Éloge du corps humain

07 février 2019   •  
Écrit par Lou Tsatsas
Éloge du corps humain

Fasciné par la nature, le photographe américain J. Bilhan réinvente la notion de beauté, en sublimant la diversité du corps humain.

 « Ma définition de queer ? Je suis un être humain, et tous les autres hommes me ressemblent. Nous mangeons, dormons, explorons et communiquons – verbalement et physiquement. Un queer est quelqu’un qui ne peut pas être rangé dans une boîte »,

explique Joshua Anderson, alias J. Bilhan. Ce jeune photographe texan de 23 ans a commencé la photographie lorsqu’il était enfant, en empruntant le boîtier argentique de sa sœur. Si ses premières tentatives étaient des simples copies de ce qu’il voyait sur Instagram, depuis, « [s]es yeux se sont ouverts ».

L’être humain est au cœur des créations de J. Bilhan. Le photographe éprouve une profonde affection pour la diversité de ses modèles. « Mon approche a tendance à changer, mais elle commence toujours par une rencontre, explique-t-il. Je dois connaître mes sujets, pour les photographier. Il me faut développer une connexion avec eux ». Un lien que l’on devine, en observant les portraits nus qu’il réalise. « Je suis un nudiste, ajoute le photographe. Nager dans l’eau fraîche, me donner à la terre… c’est un véritable bonheur ». Ce rapport au corps décomplexant sublime ses modèles atypiques.

Laisser libre cours à ses désirs

« Je suis souvent attiré par des gens que l’on pourrait qualifier de “vieux”, ou “gros””. L’idée d’un jeune, amoureux d’un vieil homme dérange profondément. Elle est donc cachée, placée dans une boîte, pour que la société ait l’illusion de la contrôler. C’est stupide »,

déclare J. Bilhan. Le photographe n’attache de l’importance qu’à sa propre vision de la beauté. Son objectif ? « Réunir les gens, créer une intimité ». Pour lui, l’art est un moyen de créer des sensations, de représenter sa propre « tribu ». « Qu’avons-nous créé, à part ces industries, et ces sociétés mondialisées ? Pourquoi cette disparité entre l’homme et la nature existe-t-elle ? Pourquoi s’habiller de tissus et se cacher dans des gratte-ciel ? » s’interroge l’auteur. En laissant libre cours à ses désirs, il donne à voir un monde sans préjugé. Un retour à la nature qui lui cause parfois des ennuis. « L’une des mes photos préférées représente Lin et Alain, l’un à la vingtaine et l’autre la soixantaine. Cette image a été retirée quatre fois d’Instagram », confie le photographe. Un couple atypique, et un geste de tendresse qui, pourtant, dérange.

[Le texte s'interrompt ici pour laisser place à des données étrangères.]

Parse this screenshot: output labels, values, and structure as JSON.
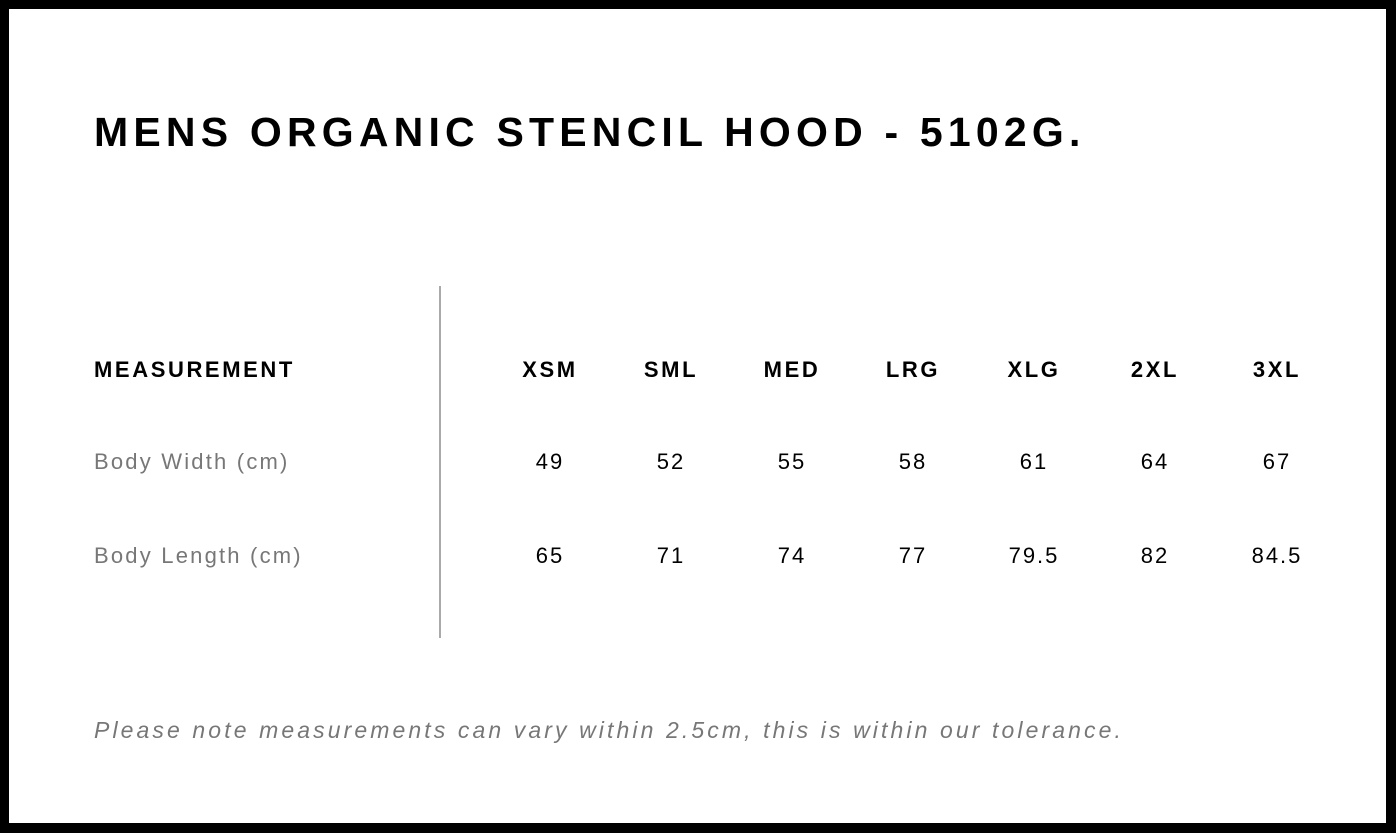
{
  "title": "MENS ORGANIC STENCIL HOOD - 5102G.",
  "table": {
    "header_label": "MEASUREMENT",
    "sizes": [
      "XSM",
      "SML",
      "MED",
      "LRG",
      "XLG",
      "2XL",
      "3XL"
    ],
    "rows": [
      {
        "label": "Body Width (cm)",
        "values": [
          "49",
          "52",
          "55",
          "58",
          "61",
          "64",
          "67"
        ]
      },
      {
        "label": "Body Length (cm)",
        "values": [
          "65",
          "71",
          "74",
          "77",
          "79.5",
          "82",
          "84.5"
        ]
      }
    ]
  },
  "note": "Please note measurements can vary within 2.5cm, this is within our tolerance.",
  "colors": {
    "border": "#000000",
    "label_gray": "#777777",
    "divider": "#aaaaaa"
  }
}
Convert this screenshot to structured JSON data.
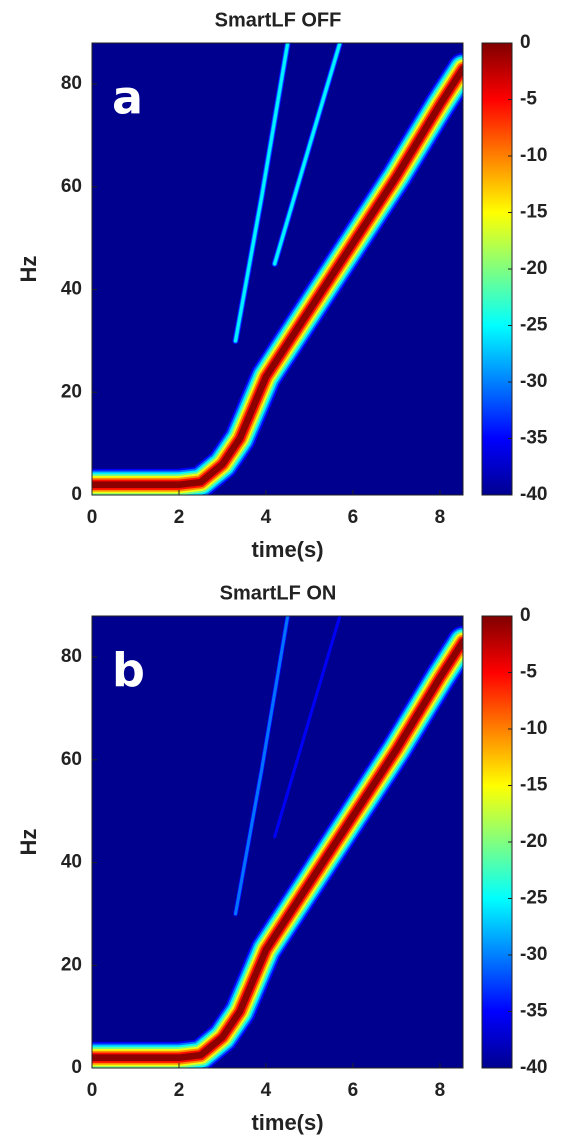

Stigma, beauté classique, corps désirable… Ces notions n’intéressent pas J. Bilhan puisqu’elles sont subjectives. Seuls l’amour et la tolérance rythment ces clichés. « Je capture ce que nous sommes : des humains. Je rends un hommage aux queer, au corps humain. Mon travail est dédié à tous ceux qui voient au-delà de la superficialité, et découvrent la compassion », conclut-il.